Chief Sunday Bolorunduro Awoniyi (30 April 1932 – 28 November 2007) was a Nigerian politician and tribal aristocrat. He was the Aro of Mopa, Kogi State, formerly Kabba Province. Popularly called sardauna", Awoniyi was a founding member of the Peoples Democratic Party, from which he was expelled and later recalled. Awoniyi was also chairman of the national executive council of the Arewa Consultative Forum—pan-Northern Nigeria group.

==Family and education==
Awoniyi was born in what is now the Mopa-Muro Local Government Area of Kogi State to Pa Solomon Iwalaye and Dorcas Omoboja. A Baptist, he attended the First Baptist Church in Ileteju, Mopa. He began his education at Baptist Day School in Mopa from 1938 to 1944, moving on to Holy Trinity School in Lokoja from 1945 to 1946, and Provincial Middle School in Okene from 1947 to 1949. He attended the Nigeria College of Arts, Science and Technology (now Ahmadu Bello University) from 1951 until 1956, University College (now the University of Ibadan) from 1956 to 1959, and the Imperial Defence College (now the Royal College of Defence Studies) from 1970 to 1971.

==Political career==

===First Republic===
Awoniyi's first political appointment was as a District Officer for the British colonial administration (he was one of few Northern Nigerians to hold the post, most being reserved to Britons). After independence in 1960, he held several posts in the Northern Regional Government including that of Secretary to the Executive Council, where he worked with Sardauna Ahmadu Bello, Premier of Northern Nigeria. Awoniyi often held up the assassinated premier as an example of good governance, and was known as "Sardauna Keremi", or "little Sardauna".

===Third Republic===
During the Third Republic, Awoniyi was a member of the National Republican Convention (NRC), and was elected to the Senate of Nigeria for the Kogi West district.

===Fourth Republic===
Awoniyi was one of the founding members of the People's Democratic Party. He attempted to become chairman in 1999, but was unsuccessful. The party under Chairman Barnabas Gemade expelled him and six others in 2001 for "anti party activities", but reinstated them later that year.

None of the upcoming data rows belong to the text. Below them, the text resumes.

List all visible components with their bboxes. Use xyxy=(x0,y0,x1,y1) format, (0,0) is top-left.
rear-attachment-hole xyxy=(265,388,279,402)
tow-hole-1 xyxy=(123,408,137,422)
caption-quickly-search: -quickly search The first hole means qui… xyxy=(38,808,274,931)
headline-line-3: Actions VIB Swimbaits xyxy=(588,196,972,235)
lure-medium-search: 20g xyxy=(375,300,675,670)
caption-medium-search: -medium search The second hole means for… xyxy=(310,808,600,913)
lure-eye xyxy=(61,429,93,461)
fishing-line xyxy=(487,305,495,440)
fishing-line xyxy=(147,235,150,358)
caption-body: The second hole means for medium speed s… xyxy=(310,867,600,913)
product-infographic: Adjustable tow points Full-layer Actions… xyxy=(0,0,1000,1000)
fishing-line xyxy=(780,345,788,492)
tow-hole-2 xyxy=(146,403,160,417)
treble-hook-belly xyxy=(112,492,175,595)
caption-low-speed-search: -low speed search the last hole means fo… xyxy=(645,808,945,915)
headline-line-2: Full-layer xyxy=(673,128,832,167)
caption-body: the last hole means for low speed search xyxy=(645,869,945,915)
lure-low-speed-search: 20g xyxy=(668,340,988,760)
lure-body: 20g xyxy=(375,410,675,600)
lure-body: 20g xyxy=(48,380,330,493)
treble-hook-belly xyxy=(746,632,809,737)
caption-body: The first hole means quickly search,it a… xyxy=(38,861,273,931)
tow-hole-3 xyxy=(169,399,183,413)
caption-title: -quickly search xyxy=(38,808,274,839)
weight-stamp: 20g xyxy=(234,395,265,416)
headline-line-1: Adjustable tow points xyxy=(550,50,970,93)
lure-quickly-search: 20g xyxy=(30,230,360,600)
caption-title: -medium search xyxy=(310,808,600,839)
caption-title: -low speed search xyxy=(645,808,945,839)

Ever identifying himself as a Northern Nigerian, he later became Chairman of the Arewa Consultative Forum (ACF), a pan Northern Nigerian political organization detested by many Southern Nigerians; questioned about his acceptance of this position, he said he was "brought up in my own part of the world to act well our part wherever we may find ourselves." He held the chairmanship until his death.

Awoniyi opposed the Third Term Agenda proposed by supporters of President Olusegun Obasanjo in favor of his re-election, and was attacked at his Abuja house on 12 March 2006 during the debate. In April 2006, he wrote an open letter to Obasanjo, saying "I beg of you, for your own good and for our country's good, make a simple announcement to say that you are not interested in a Third Term and that you plan to go back to Otta in 2007."

== Family ==
Awoniyi had two wives, Florence Ebun Awoniyi and Benedicta Omowunmi Awoniyi, and eleven children. Among his children is Abayomi Awoniyi, an architect and politician.

==Death==
On 18 November 2007, while being driven from Abuja to Kaduna, Awoniyi's car flipped over. He was taken to the National Hospital in Abuja and then flown to London, where he died on 28 November.

On 11 December 2007, a one-minute silence honoring him was observed in the Senate. His funeral was held at Mopa on 15 December 2007, and was attended by former heads of state Yakubu Gowon, Ibrahim Babangida, and Abdulsalami Abubakar, and Vice President Goodluck Jonathan, who represented President Umaru Yar'Adua.